Summary C‐lignin is a linear polymer of caffeyl alcohol, found in the seed coats of several exotic plant species, with promising properties for generation of carbon fibers and high value chemicals. In the ornamental plant Cleome hassleriana , guaiacyl (G) lignin is deposited in the seed coat for the first 6–12 days after pollination, after which G‐lignin deposition ceases and C‐lignin accumulates, providing an excellent model system to study C‐lignin biosynthesis. We performed RNA sequencing of seed coats harvested at 2‐day intervals throughout development.

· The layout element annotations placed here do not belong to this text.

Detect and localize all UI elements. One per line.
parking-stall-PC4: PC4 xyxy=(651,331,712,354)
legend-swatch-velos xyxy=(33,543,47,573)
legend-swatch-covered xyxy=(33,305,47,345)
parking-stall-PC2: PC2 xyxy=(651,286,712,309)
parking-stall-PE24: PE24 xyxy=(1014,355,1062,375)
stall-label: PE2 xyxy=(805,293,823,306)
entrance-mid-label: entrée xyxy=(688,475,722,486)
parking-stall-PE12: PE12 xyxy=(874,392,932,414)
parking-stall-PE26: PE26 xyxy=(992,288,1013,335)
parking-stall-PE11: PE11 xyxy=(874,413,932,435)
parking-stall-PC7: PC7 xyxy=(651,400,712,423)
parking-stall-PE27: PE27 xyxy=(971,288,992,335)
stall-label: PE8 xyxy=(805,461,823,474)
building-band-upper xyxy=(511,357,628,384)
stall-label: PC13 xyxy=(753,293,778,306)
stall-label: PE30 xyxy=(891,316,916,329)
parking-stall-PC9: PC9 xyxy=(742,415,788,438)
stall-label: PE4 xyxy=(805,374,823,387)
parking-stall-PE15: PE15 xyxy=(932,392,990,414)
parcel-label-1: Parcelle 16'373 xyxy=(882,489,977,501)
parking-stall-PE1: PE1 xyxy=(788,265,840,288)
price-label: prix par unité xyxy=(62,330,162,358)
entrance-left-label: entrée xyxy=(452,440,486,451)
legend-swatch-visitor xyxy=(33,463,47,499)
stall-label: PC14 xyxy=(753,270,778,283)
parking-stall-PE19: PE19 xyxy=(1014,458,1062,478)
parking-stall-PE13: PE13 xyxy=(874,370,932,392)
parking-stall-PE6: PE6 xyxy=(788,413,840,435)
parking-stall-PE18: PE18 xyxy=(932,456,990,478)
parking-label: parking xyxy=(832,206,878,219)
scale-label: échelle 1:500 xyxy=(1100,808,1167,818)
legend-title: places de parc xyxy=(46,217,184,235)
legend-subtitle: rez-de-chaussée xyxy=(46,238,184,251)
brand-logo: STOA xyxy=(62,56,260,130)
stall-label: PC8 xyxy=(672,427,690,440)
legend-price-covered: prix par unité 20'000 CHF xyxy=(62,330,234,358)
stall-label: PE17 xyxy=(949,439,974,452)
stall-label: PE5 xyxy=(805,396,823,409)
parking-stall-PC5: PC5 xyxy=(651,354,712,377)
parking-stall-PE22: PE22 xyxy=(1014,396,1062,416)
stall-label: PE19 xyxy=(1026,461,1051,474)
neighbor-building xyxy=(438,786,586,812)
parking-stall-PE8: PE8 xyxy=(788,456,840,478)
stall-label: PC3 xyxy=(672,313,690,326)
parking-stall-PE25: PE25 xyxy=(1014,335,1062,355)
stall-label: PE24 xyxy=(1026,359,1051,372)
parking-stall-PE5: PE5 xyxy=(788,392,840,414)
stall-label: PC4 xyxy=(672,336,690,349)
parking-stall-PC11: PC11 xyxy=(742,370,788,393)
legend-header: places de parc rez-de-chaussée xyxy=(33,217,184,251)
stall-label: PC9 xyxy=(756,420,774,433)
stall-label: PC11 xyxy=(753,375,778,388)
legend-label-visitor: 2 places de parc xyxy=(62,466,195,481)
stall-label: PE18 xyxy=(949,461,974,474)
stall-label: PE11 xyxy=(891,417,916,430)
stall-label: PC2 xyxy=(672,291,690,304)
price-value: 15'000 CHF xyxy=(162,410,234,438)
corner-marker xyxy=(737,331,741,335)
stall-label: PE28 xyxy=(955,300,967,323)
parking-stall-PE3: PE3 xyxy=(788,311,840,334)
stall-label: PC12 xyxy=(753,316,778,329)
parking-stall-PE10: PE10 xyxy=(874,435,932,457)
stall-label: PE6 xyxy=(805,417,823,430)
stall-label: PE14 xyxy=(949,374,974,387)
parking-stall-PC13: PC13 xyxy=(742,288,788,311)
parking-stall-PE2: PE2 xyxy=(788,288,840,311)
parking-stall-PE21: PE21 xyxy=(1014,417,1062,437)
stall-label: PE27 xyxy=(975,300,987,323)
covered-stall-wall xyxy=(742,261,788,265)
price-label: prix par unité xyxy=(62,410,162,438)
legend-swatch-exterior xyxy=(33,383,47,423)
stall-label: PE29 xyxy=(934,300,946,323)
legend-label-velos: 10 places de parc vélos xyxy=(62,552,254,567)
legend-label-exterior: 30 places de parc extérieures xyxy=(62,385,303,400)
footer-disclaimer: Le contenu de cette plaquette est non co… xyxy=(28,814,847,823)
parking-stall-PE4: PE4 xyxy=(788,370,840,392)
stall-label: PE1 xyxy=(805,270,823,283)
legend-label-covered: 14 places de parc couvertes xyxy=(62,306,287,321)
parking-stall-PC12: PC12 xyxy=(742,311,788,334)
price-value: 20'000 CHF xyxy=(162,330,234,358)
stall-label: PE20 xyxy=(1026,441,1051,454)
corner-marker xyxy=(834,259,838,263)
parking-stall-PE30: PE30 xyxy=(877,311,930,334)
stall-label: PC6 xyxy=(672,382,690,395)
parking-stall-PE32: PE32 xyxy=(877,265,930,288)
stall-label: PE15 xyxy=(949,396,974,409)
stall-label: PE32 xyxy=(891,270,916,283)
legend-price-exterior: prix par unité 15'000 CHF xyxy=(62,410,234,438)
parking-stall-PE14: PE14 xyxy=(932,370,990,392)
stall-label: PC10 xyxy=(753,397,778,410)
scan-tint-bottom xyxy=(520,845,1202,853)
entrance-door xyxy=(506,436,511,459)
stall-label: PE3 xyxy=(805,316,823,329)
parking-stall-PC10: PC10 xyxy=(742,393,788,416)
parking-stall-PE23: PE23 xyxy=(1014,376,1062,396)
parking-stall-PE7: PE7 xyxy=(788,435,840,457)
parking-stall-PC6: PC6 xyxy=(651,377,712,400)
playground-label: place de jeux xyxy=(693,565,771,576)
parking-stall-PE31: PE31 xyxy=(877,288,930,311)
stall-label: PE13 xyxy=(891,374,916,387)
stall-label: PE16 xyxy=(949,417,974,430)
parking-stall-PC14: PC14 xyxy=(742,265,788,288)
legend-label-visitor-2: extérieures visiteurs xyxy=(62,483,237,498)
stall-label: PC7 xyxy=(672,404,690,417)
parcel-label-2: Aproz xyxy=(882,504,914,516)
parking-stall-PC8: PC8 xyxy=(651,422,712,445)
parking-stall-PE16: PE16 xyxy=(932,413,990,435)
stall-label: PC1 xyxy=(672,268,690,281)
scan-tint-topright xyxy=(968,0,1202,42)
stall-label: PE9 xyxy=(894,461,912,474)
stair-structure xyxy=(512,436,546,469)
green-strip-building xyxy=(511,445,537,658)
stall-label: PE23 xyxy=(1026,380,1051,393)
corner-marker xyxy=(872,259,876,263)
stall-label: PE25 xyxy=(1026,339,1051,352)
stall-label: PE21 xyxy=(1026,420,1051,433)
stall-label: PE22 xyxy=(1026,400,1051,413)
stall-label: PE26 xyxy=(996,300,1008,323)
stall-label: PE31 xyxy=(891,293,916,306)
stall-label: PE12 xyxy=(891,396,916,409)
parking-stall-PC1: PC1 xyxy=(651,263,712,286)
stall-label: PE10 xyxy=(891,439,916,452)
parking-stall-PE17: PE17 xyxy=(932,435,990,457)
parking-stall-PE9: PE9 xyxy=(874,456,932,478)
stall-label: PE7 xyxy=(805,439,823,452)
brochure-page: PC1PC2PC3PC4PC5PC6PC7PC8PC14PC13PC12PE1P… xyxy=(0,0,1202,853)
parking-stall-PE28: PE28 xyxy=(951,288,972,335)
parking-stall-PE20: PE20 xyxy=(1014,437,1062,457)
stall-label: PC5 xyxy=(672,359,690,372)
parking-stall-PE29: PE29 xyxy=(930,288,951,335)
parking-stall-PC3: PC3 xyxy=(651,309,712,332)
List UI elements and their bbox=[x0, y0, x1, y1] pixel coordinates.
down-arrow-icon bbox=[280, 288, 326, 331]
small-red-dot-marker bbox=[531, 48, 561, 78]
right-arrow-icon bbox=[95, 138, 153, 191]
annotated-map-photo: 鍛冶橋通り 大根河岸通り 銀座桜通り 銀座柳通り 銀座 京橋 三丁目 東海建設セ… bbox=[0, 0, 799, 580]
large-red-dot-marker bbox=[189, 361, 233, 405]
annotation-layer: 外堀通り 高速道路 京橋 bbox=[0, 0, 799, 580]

Bioinformatic analysis identified a complete set of lignin biosynthesis genes for Cleome . Transcript analysis coupled with kinetic analysis of recombinant enzymes in Escherichia coli revealed that the switch to C‐lignin formation was accompanied by down‐regulation of transcripts encoding functional caffeoyl CoA‐ and caffeic acid 3‐ O ‐methyltransferases ( CC o AOMT and COMT ) and a form of cinnamyl alcohol dehydrogenase (Ch CAD 4) with preference for coniferaldehyde as substrate, and up‐regulation of a form of CAD (Ch CAD 5) with preference for caffealdehyde. Based on these analyses, blockage of lignin monomer methylation by down‐regulation of both O ‐methyltransferases ( OMT s) and methionine synthase (for provision of C1 units) appears to be the major factor in diversion of flux to C‐lignin in the Cleome seed coat, although the change in CAD specificity also contributes based on the reduction of C‐lignin levels in transgenic Cleome with down‐regulation of Ch CAD 5. Structure modeling and mutational analysis identified amino acid residues important for the preference of Ch CAD 5 for caffealdehyde.